La pendaison de Louis Riel
En mars 1885 la seconde révolte des métis dans l’ouest canadien éclatait. Pendant toute la durée de l’épidémie cette révolte s’est déroulée en parallèle. Louis Riel a été jugé en juillet et pendu le 16 novembre.
Les tensions entre les communautés francophones et anglophones du Canada étaient alors à leur comble et l’épidémie de variole de Montréal les a fait éclater au grand jour.
Ouf! Les Canadiens Français, des malpropres et des ignorants qui font dire aux anglophones des les foutres à la porte de leurs emplois! L’église qui opte pour la prière plutôt que la science et sans oublier le bon docteur Coderre, cet ancêtre du complotisme peut-être! Bref, plus ça change et plus c’est pareille, à tout point de vue.
Il y a une petite coquille dans le texte. En effet, il faut dire Joseph Emery/Coderre. Ses patronymes faisant partie de la vieille coutume québécoise des noms dits. A la fin du XIXe siècle, la plupart des Québécois ont pris soit l’un ou l’autre des deux patronymes.

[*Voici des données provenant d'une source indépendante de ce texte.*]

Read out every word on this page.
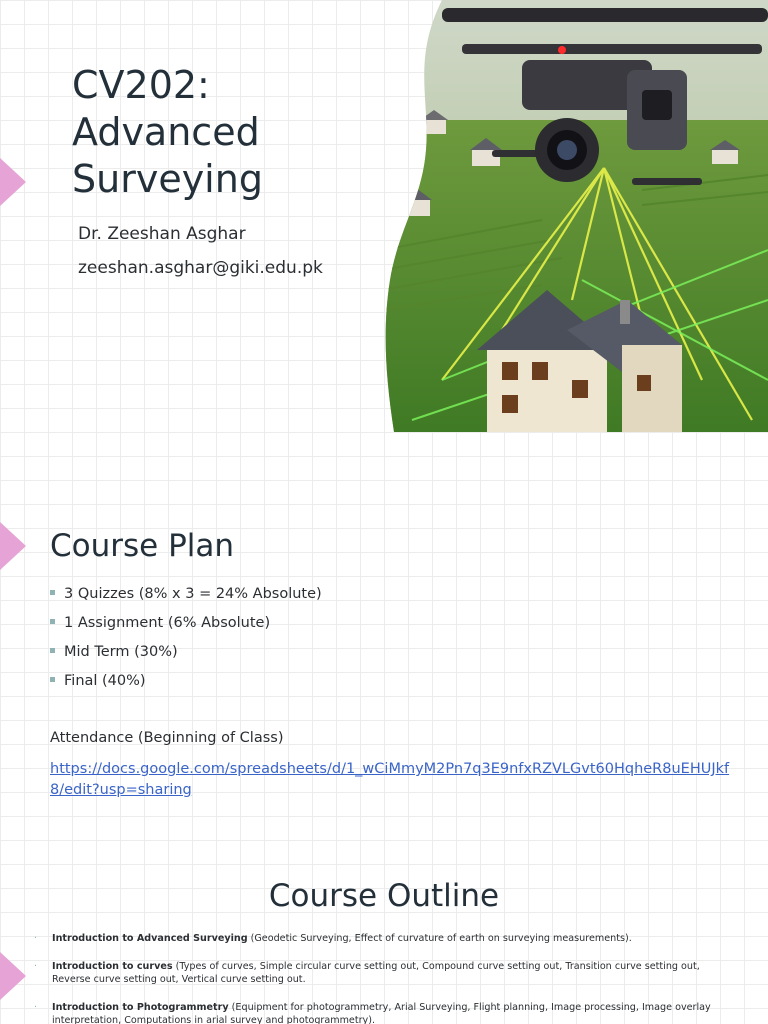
CV202:
Advanced
Surveying
Dr. Zeeshan Asghar
zeeshan.asghar@giki.edu.pk
Course Plan
3 Quizzes (8% x 3 = 24% Absolute)
1 Assignment (6% Absolute)
Mid Term (30%)
Final (40%)
Attendance (Beginning of Class)
https://docs.google.com/spreadsheets/d/1_wCiMmyM2Pn7q3E9nfxRZVLGvt60HqheR8uEHUJkf8/edit?usp=sharing
Course Outline
· Introduction to Advanced Surveying (Geodetic Surveying, Effect of curvature of earth on surveying measurements).
· Introduction to curves (Types of curves, Simple circular curve setting out, Compound curve setting out, Transition curve setting out, Reverse curve setting out, Vertical curve setting out.
· Introduction to Photogrammetry (Equipment for photogrammetry, Arial Surveying, Flight planning, Image processing, Image overlay interpretation, Computations in arial survey and photogrammetry).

Ma mère est descendante des deux mariages du premier Emery dit Coderre, Antoine de son prénom.
Merci pour la précision, j’ai fait la correction.
Il convient de signaler le fait que le maire de Montréal, M. Honoré Beaugrand s’est alors prononcé avec force en faveur de la vaccination obligatoire. Tel qu’écrit dans le livre de M. Bliss.
Les grands rassemblements ont aussi joué un rôle, particulièrement à l’occasion du décès de Mgr Bourget, lequel était plus catholique que le pape (même Rome en aurait pris ombrage, selon M. Yves Lemonde) et résolument contre toute nouvelle idée, à l’image du clergé de l’époque. L’ignoble affaire Riel et les inévitables rassemblements qu’elle a amenés n’a pas aidé non plus.
Le réalisateur Francis Leclerc était intéressé à cette histoire (2008), mais cet homme talentueux est demandé par tant de projets.